Foundation for Economic Education
December 14, 2015
The phlaws in George Akerlof’s and Robert Shiller’s Phishing for Phools are many — phar too many for me to have addressed in the review of the book that I wrote that is forthcoming in Barron’s. One phlaw is Akerlof’s and Shiller’s inadequate appreciation for the role of entrepreneurship.
Akerlof and Shiller would likely dispute the above contention. They would insist that they treat entrepreneurship more fully than does standard microeconomic theory. This insistence would be correct, but that standard (please pardon the double entendre) is too low to be relevant. Genuine entrepreneurship seldom, if ever, appears in formal mainstream economic theory.
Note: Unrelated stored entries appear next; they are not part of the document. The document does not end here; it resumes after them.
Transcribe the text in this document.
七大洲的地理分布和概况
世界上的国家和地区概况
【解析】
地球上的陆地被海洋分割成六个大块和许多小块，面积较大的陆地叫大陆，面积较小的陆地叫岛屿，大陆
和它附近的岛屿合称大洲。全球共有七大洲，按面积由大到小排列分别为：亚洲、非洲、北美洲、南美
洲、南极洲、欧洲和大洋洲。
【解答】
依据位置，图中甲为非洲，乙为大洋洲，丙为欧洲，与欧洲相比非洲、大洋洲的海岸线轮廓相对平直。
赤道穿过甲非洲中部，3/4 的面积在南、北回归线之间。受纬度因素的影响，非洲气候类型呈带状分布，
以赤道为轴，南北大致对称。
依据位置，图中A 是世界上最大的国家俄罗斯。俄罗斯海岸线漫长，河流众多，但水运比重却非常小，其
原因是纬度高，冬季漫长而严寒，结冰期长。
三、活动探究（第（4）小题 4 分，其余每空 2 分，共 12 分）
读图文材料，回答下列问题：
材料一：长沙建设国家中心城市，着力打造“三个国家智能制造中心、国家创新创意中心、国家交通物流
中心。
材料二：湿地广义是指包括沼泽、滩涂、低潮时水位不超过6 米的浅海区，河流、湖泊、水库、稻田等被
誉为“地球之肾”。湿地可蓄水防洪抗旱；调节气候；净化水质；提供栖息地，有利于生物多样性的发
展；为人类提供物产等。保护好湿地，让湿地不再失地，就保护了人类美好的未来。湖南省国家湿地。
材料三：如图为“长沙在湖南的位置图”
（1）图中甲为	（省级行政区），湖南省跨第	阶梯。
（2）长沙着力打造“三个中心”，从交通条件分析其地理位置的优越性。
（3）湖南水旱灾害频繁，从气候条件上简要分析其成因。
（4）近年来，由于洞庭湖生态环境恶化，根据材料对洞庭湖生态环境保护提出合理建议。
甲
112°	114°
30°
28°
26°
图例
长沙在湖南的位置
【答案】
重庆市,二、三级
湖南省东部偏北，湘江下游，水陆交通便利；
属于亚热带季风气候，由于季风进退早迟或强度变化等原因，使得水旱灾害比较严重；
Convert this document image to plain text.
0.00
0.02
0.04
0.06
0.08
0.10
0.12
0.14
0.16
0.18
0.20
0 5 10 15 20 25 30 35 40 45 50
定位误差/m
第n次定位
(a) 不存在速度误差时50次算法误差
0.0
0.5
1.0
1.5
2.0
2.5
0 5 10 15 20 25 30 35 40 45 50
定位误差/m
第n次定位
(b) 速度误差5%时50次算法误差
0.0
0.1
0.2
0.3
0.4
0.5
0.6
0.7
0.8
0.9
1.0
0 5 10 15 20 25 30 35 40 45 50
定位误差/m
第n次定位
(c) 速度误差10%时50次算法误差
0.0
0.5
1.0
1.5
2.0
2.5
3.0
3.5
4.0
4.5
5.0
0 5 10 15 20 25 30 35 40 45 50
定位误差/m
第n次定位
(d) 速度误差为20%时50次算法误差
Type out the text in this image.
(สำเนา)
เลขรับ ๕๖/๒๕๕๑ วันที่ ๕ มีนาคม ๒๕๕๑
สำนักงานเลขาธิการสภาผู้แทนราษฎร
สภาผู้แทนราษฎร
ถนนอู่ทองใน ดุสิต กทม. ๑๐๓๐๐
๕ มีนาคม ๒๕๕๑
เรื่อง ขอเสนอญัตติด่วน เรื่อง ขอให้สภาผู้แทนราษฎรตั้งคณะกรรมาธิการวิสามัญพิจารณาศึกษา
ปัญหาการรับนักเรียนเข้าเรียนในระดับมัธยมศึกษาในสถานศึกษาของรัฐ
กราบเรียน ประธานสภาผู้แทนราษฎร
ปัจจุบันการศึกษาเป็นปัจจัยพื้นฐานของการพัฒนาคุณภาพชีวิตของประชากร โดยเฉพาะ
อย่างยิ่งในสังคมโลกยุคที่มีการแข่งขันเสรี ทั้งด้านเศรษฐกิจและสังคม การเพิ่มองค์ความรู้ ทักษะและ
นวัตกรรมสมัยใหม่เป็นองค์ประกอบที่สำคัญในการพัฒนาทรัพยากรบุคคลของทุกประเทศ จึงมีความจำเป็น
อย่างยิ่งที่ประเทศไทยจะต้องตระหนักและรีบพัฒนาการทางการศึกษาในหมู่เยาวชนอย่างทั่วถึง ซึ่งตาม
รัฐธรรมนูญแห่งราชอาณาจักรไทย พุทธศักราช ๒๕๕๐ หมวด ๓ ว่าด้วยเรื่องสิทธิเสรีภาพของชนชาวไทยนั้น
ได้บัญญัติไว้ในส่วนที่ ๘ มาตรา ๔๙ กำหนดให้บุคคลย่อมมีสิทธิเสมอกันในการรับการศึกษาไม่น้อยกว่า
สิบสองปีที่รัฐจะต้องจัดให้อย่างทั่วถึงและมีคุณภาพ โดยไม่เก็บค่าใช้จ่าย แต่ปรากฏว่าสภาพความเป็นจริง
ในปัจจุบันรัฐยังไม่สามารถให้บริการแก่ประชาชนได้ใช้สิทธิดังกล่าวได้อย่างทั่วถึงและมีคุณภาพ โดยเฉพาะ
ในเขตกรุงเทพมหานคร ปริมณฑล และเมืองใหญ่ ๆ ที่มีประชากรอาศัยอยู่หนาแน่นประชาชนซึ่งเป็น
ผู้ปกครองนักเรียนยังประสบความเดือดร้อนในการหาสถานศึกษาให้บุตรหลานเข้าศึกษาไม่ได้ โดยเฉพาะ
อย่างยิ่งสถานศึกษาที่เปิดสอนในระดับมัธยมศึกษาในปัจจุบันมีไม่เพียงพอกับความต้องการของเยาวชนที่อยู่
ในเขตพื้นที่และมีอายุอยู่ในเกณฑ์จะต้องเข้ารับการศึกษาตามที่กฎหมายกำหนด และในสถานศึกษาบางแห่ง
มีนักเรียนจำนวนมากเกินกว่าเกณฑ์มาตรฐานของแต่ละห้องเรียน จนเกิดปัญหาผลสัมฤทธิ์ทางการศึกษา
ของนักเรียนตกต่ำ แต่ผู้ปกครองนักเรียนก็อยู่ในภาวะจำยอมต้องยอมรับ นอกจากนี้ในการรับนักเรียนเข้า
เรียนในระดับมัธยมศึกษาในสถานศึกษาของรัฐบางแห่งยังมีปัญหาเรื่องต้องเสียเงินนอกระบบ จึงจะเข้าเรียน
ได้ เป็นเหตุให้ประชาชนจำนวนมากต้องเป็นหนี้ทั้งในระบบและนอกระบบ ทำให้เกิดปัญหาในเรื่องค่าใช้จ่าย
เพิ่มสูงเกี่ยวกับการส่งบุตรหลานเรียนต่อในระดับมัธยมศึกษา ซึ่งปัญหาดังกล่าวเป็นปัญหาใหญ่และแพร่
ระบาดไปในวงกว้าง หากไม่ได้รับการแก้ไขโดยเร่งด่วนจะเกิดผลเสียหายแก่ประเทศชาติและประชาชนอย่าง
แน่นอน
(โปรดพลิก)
Akerlof and Shiller argue that people — as consumers and investors — are plagued by such a plethora of psychological quirks and informational deficiencies that their decision-making very often makes them prone to buy things that they don’t really want to buy and otherwise to act in ways that they don’t really want to act.
Arguing correctly that profit opportunities are not long left unexploited by profit-hungry entrepreneurs, Akerlof and Shiller insist that entrepreneurs predictably exploit people’s psychological quirks and informational deficiencies. Entrepreneurs do so by offering goods and services that appeal to those desires that spring chiefly from people’s psychological quirks and informational deficiencies. The result is a “phishing equilibrium” in which all opportunities for entrepreneurial profit are fully exploited.
But Akerlof’s and Shiller’s “phishing equilibrium” is no such thing. The authors fail to apply the logic of entrepreneurship as fully as it should be applied; they apply it only half-way.